The Power of Perspectives

The Canadian Bar Association

CBA/ABC National

Five startups, five questions: Knomos

August 1 2016 1 August 2016

As part of a weekly series leading up to The Pitch, the first-ever legal innovation startup competition hosted by the Canadian Bar Association and LegalX, we’re asking each finalist the same 5 questions.  This week’s Q&A is with Adam La France (pictured above), co-foudner and CEO of Knomos, an outfit based in Vancouver that uses data visualization and deep machine learning to build legal research software.

CBA National: What made you realize that you wanted to build a business?

Adam La France: I didn’t set out to chase the “startup dream” but simply to solve a big problem: how to make the law easier to navigate and more accessible for all. At a certain point in my legal career I grew tired of saying "There's got to be a better way" and decided to do something about it.

We formed Knomos when we realized just how widespread the problem of accessibility is for both legal professionals and citizens alike. There’s a massive industry need for the next-generation of legal research and knowledge sharing tools that can change the way we see and understand the law.

N: What unique problem are you trying to solve?

AL: Current legal research and knowledge sharing tools aren't scalable; users are caught in a continuous research loop that’s disconnected from the knowledge of their peers and the broader legal community.
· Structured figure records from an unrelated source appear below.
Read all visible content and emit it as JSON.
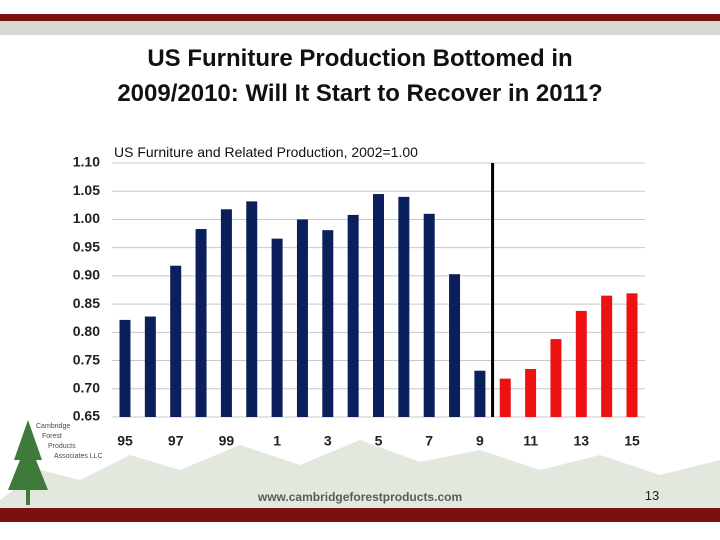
{
  "chart_data": {
    "type": "bar",
    "title": "US Furniture Production Bottomed in 2009/2010: Will It Start to Recover in 2011?",
    "subtitle": "US Furniture and Related Production, 2002=1.00",
    "categories": [
      "95",
      null,
      "97",
      null,
      "99",
      null,
      "1",
      null,
      "3",
      null,
      "5",
      null,
      "7",
      null,
      "9",
      null,
      "11",
      null,
      "13",
      null,
      "15"
    ],
    "values": [
      0.822,
      0.828,
      0.918,
      0.983,
      1.018,
      1.032,
      0.966,
      1.0,
      0.981,
      1.008,
      1.045,
      1.04,
      1.01,
      0.903,
      0.732,
      0.718,
      0.735,
      0.788,
      0.838,
      0.865,
      0.869
    ],
    "colors": [
      "#0b1f5c",
      "#0b1f5c",
      "#0b1f5c",
      "#0b1f5c",
      "#0b1f5c",
      "#0b1f5c",
      "#0b1f5c",
      "#0b1f5c",
      "#0b1f5c",
      "#0b1f5c",
      "#0b1f5c",
      "#0b1f5c",
      "#0b1f5c",
      "#0b1f5c",
      "#0b1f5c",
      "#ee1111",
      "#ee1111",
      "#ee1111",
      "#ee1111",
      "#ee1111",
      "#ee1111"
    ],
    "ylim": [
      0.65,
      1.1
    ],
    "yticks": [
      0.65,
      {
        "value": 0.7,
        "label": "0.70"
      },
      0.75,
      {
        "value": 0.8,
        "label": "0.80"
      },
      0.85,
      {
        "value": 0.9,
        "label": "0.90"
      },
      0.95,
      {
        "value": 1.0,
        "label": "1.00"
      },
      1.05,
      {
        "value": 1.1,
        "label": "1.10"
      }
    ],
    "grid": true
  },
  "footer": {
    "url": "www.cambridgeforestproducts.com",
    "page_number": "13",
    "logo": [
      "Cambridge",
      "Forest",
      "Products",
      "Associates LLC"
    ]
  }
}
Unfortunately this problem is all too common, rather it's our solution that's unique!

Knomos leverages data visualization and machine learning to augment user experience and develop a connected knowledge network for legal information. Knowledge networks are based on the idea that it’s not just what you know; that it’s who you know (and what they know).

Users benefit from an instant visual overview of how multiple legal sources relate to one another, with enhanced discoverability of key results based on contextual data from other users in their organization or the community.

N: What insight do you have about the legal marketplace that is the one thing traditional legal service providers don’t want to hear?

AL: As public legal information is increasingly being made freely available online thanks to open data initiatives, the value add of legal service providers can no longer be based on simply providing access to content alone.

For too long, the status quo of legal information technology has been limited to nothing more than a digital copy of the physical version (a static, text-heavy, linear document), hidden behind a (pay)walled garden of content.

A paradigm shift is happening in law: legal service providers must adapt from being gatekeepers of information to legal "sherpas”: trusted guides helping their clients get where they're going. The industry's core value proposition is shifting from basic access to content & assistance with a process to higher value adds of providing trusted advice and legal counsel.

N: What’s your take on the legal start-up scene?

AL: It's an exciting time to be involved in a legal tech startup. More than ever before there's a groundswell of interest from key industry stakeholders and domain experts in both the public and private sectors committed to solving the challenges faced by an evolving legal profession.

That said, legal startups still face steep odds that require dedicated mentorship, financing, and industry support in order to bring innovative solutions to market. There's a real maturation process occurring, especially in Canada, as the national legal tech community continues to grow.

N: What do you think is the best thing since sliced bread?

AL: The show Silicon Valley is a great piece of satire, making you laugh and cringe simultaneously as it hits close to home. It’s a good reminder not too take yourself too seriously even if you're serious about solving big problems.

Self-driving cars, augmented reality, and reusable rockets are pretty cool too!